Graphing functions can be seen as a way of visually representing the behavior and patterns that a function follows over a specific interval. In the exercise above, we are tasked with plotting the function \(y = 3\sin x - \cos x\) over the interval \(0 \leq x \leq 2\pi\). To do this, we start by determining the values of \(y\) at certain key points within this interval, such as \(x = 0, \frac{\pi}{2}, \pi, \frac{3\pi}{2},\) and \(2\pi\).

These points are often chosen because they represent significant changes in the characteristic behavior of the trigonometric functions \(\sin x\) and \(\cos x\). By calculating these critical values and plotting them on a graph, we get a better picture of how the function behaves across the interval. Once plotted, connecting these points by smooth curves helps to illustrate the continuous nature of trigonometric functions.
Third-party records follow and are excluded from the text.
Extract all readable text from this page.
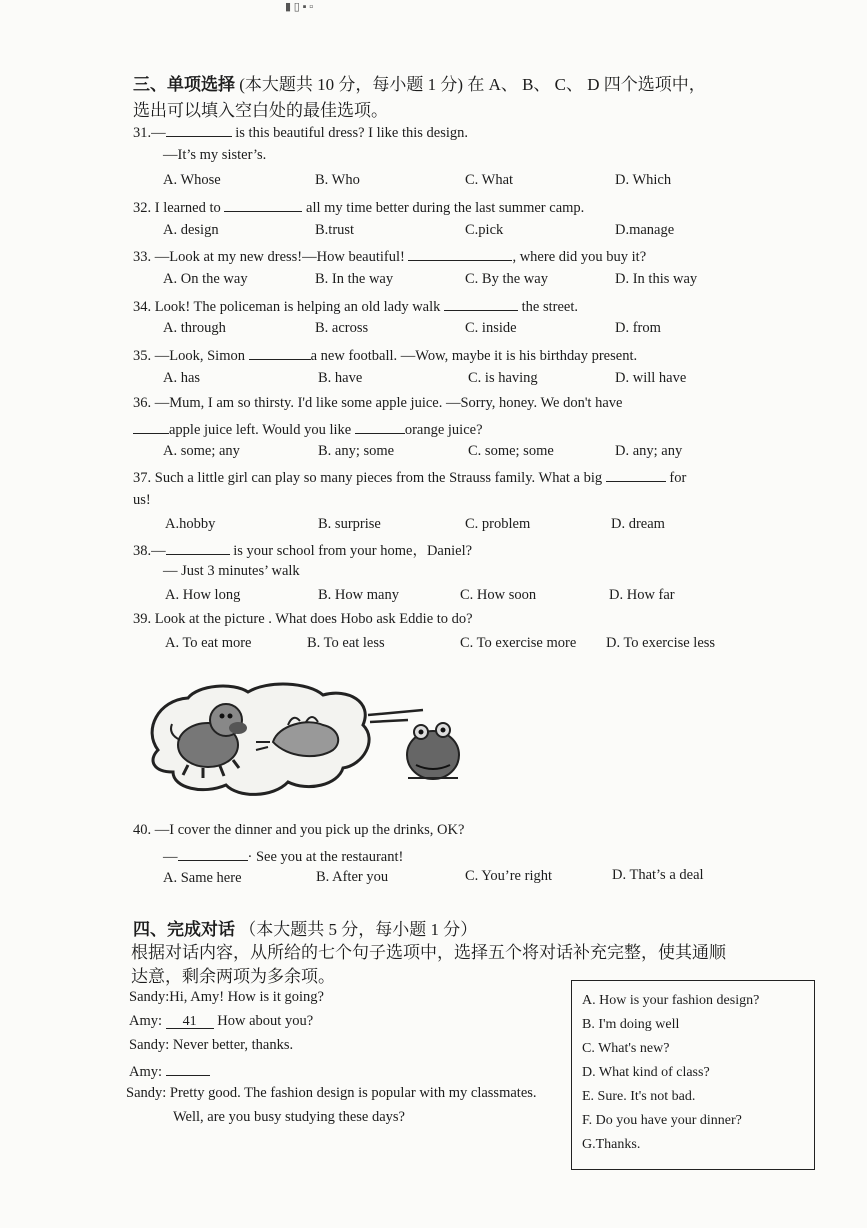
▮ ▯ ▪ ▫
三、单项选择 (本大题共 10 分，每小题 1 分) 在 A、 B、 C、 D 四个选项中，
选出可以填入空白处的最佳选项。
31.—	is this beautiful dress? I like this design.
—It’s my sister’s.
A. Whose	B. Who	C. What	D. Which
32. I learned to	all my time better during the last summer camp.
A. design	B.trust	C.pick	D.manage
33. —Look at my new dress!—How beautiful!	, where did you buy it?
A. On the way	B. In the way	C. By the way	D. In this way
34. Look! The policeman is helping an old lady walk	the street.
A. through	B. across	C. inside	D. from
35. —Look, Simon	a new football. —Wow, maybe it is his birthday present.
A. has	B. have	C. is having	D. will have
36. —Mum, I am so thirsty. I'd like some apple juice. —Sorry, honey. We don't have
apple juice left. Would you like	orange juice?
A. some; any	B. any; some	C. some; some	D. any; any
37. Such a little girl can play so many pieces from the Strauss family. What a big	for
us!
A.hobby	B. surprise	C. problem	D. dream
38.—	is your school from your home，Daniel?
— Just 3 minutes’ walk
A. How long	B. How many	C. How soon	D. How far
39. Look at the picture . What does Hobo ask Eddie to do?
A. To eat more	B. To eat less	C. To exercise more D. To exercise less
40. —I cover the dinner and you pick up the drinks, OK?
—	· See you at the restaurant!
A. Same here	B. After you	C. You’re right	D. That’s a deal
四、完成对话 （本大题共 5 分，每小题 1 分）
根据对话内容，从所给的七个句子选项中，选择五个将对话补充完整，使其通顺
达意，剩余两项为多余项。
Sandy:Hi, Amy! How is it going?
Amy: 41 How about you?
Sandy: Never better, thanks.
Amy:
Sandy: Pretty good. The fashion design is popular with my classmates.
Well, are you busy studying these days?
A. How is your fashion design?
B. I'm doing well
C. What's new?
D. What kind of class?
E. Sure. It's not bad.
F. Do you have your dinner?
G.Thanks.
• Use key points to plot the function.
• Assess the behavior using intervals of \(0 \leq x \leq 2\pi\).
• Connect the points smoothly to visualize the function.

Sine and cosine are fundamental trigonometric functions that play a crucial role in various mathematical domains, including geometry, physics, and engineering. They are periodic functions that repeat their values in a predictable manner. In the exercise, we deal with \(3\sin x\) and \(-\cos x\), understanding that \(\sin x\) varies from \(-1\) to \(1\) as \(x\) changes from \(0\) to \(2\pi\), while \(\cos x\) operates the same in terms of output range.

In this problem, we apply a multiplier to the \(\sin x\), making it \(3\sin x\). This changes its peak values from \(1\) and \(-1\) to \(3\) and \(-3\), leading to a vertically stretched graph. Meanwhile, \(-\cos x\) flips the cosine graph upside down, affecting its overall appearance but not its amplitude. These alterations are essential in shaping the exact curve of \(y = 3\sin x - \cos x\).

• Sine and cosine have outputs between \(-1\) and \(1\).
• Multipliers affect amplitude, changing peak heights.
• Negative signs can invert the graph direction.

The periodic behavior of functions like sine and cosine means they repeat their patterns at regular intervals, known as the period. For both \(\sin x\) and \(\cos x\), the period is \(2\pi\). This indicates that every \(2\pi\) units, the function completes its cycle and starts anew. Understanding this cyclic nature is crucial when summing or modifying these functions as we've done in the exercise.

The result for the given function, \(y = 3\sin x - \cos x\), is a new function that also demonstrates periodic behavior, though its specific properties like peaks, troughs, and zero crossings might vary depending on the coefficients of \(\sin x\) and the transformation applied to \(\cos x\). Recognizing periodic traits aids in predicting the function's behavior beyond the plotted interval. It also helps determine important characteristics like frequency and symmetry.

• Trigonometric functions are periodic with a period of \(2\pi\).
• Periodic functions repeat values regularly.
• Altering these functions maintains the periodicity but may change the details of its cycles.